All this to say that one has to read Jesus' words understanding that all of Scripture is designed to teach us about what we don't see. When Jesus said these words, "unless you eat the flesh of the Son of Man and drink His blood, you have no life in you. Whoever eats My flesh and drinks My blood has eternal life, and I will raise him up at the last day" He wasn't making a doctrinal statement about communion. As a matter of fact, communion itself wasn't a doctrinal statement. Everything was showing us this truth: we need His life or we have NO chance for life ourselves.

Thanks for the thought-provoking thought! (Is that redundant?) Great discussion, Nate!

Ric Booth said...

I guess not being raised anything would best describe my background. I did go to a Presbyterian church from 5 through 10 but I think that was mainly felt board Noah and Jesus. So I had never heard of Transubstantiation ... Thanks for the lesson and the link. I just assumed that Jesus was being metaphorical. It never occurred to me that some (Roman Catholics) would interpret this text literally. Interesting.

Anonymous said...

Hey, Nate. I read this earlier in the week...was even late then...went away to track down some things I had heard before about "transubstantiation"...never got back.

Sorry.

I did find some things to show the idea of eating flesh and drinking blood being in the mystery religions ancient rituals -- in India and throughout the Roman empire.
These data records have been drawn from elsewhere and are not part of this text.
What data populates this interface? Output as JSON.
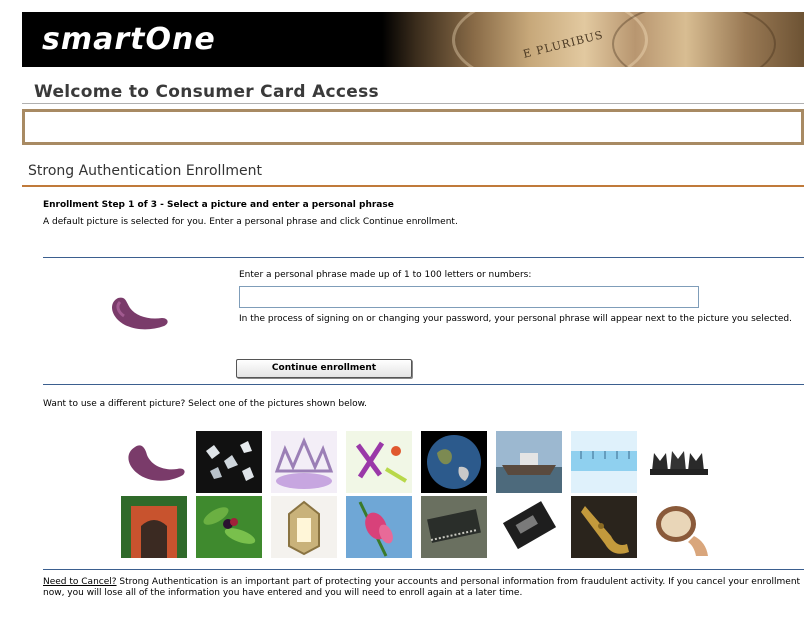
{
  "banner": {
    "logo": "smartOne",
    "coin_motto": "E PLURIBUS"
  },
  "page_title": "Welcome to Consumer Card Access",
  "section_title": "Strong Authentication Enrollment",
  "step": {
    "heading": "Enrollment Step 1 of 3 - Select a picture and enter a personal phrase",
    "subtext": "A default picture is selected for you. Enter a personal phrase and click Continue enrollment."
  },
  "selected_picture": {
    "icon": "purple-bean-bag-icon"
  },
  "phrase": {
    "prompt": "Enter a personal phrase made up of 1 to 100 letters or numbers:",
    "value": "",
    "note": "In the process of signing on or changing your password, your personal phrase will appear next to the picture you selected."
  },
  "continue_button": "Continue enrollment",
  "pictures_prompt": "Want to use a different picture? Select one of the pictures shown below.",
  "pictures": [
    {
      "name": "purple-bean-bag"
    },
    {
      "name": "crystals"
    },
    {
      "name": "tiara"
    },
    {
      "name": "jacks"
    },
    {
      "name": "earth"
    },
    {
      "name": "ship"
    },
    {
      "name": "ruler"
    },
    {
      "name": "cat-figurines"
    },
    {
      "name": "red-gate"
    },
    {
      "name": "berries"
    },
    {
      "name": "lantern"
    },
    {
      "name": "pink-flower"
    },
    {
      "name": "circuit-chip"
    },
    {
      "name": "cassette"
    },
    {
      "name": "saxophone"
    },
    {
      "name": "drum"
    }
  ],
  "footer": {
    "cancel_link": "Need to Cancel?",
    "text": " Strong Authentication is an important part of protecting your accounts and personal information from fraudulent activity. If you cancel your enrollment now, you will lose all of the information you have entered and you will need to enroll again at a later time."
  },
  "colors": {
    "accent_rule": "#c07a3a",
    "blue_rule": "#3b5f8f",
    "box_border": "#a88a63"
  }
}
But when Jesus spoke it was in reference to "cutting cov't" with God the Father. He speaks from an Old Testament understanding of the Passover ritual and making covenants as a solemn, binding agreement in the ancient world.
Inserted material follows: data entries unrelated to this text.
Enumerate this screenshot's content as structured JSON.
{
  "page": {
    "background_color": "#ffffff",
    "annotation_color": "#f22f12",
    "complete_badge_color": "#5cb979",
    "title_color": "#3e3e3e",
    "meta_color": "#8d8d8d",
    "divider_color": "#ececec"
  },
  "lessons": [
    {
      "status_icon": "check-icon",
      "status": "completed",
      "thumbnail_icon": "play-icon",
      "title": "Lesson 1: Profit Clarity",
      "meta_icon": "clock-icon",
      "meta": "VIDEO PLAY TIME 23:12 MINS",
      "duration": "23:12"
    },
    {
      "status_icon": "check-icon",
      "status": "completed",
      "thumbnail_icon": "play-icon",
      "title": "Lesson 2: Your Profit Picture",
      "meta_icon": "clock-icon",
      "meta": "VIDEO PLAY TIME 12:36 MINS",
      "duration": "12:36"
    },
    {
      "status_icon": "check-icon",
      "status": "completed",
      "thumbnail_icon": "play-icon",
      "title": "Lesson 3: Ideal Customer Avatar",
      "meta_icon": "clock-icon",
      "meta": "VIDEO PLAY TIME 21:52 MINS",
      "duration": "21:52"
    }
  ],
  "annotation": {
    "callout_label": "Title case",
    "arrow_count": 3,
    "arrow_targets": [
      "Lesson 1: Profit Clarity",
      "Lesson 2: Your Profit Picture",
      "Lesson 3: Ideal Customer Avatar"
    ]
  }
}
I found Clay Trumball's book, The Blood Covenant, very helpful in understanding what we have never experienced in our modern world.

nate said...

Thanks for all the comments...you guys all bring up interesting points.

I am familiar with almost every argument against transubstantiation, and they are all what I have always believed, and mostly still do.

But every argument, has been composed 1500 years into Christianity...that's what gets me.

I have to ask, why did the earliest believers, those who actually walked and talked with the apostles, interpret every other word of Jesus figuratively, except these words in John and those in Matthew and Corinthians.

Paradoxes are interesting...

Anonymous said...

Annie said,

"I don't believe in transubstantiation ... because I don't think that's what happens. I believe my taste buds work, and I'm not tasting human flesh and blood."

This is not an argument but a assertion. You're saying that you don't this is true because you just don't think this is true.

Your comments show that you don't understand the meaning of transubstantiation else you would not be referring to your taste buds as the tool to be used. Read Aristotle on the difference between substance and accidents. This is where the term transubstantiation comes from. The accidents are those characteristics that we experience with our senses (i.e. taste, color, feel, etc.). Nate makes some very good points that one should take seriously and think about what is said in John 6. I'll respond again later with more time.

nate said...

Thanks for stopping by anonymous, please come back with more thoughts!

I believe you were alluding to the common protestant misunderstanding of the concept of transubstantiation, that the bread and the wine chemically transform into real flesh and blood. Catholic doctrine states that the bread and wine retain the characteristics of bread and wine (taste, texture, smell, appearance) even after ingested, but they are infused with Christ's presence, often referred to as "the real presence." Maybe I am wrong here though.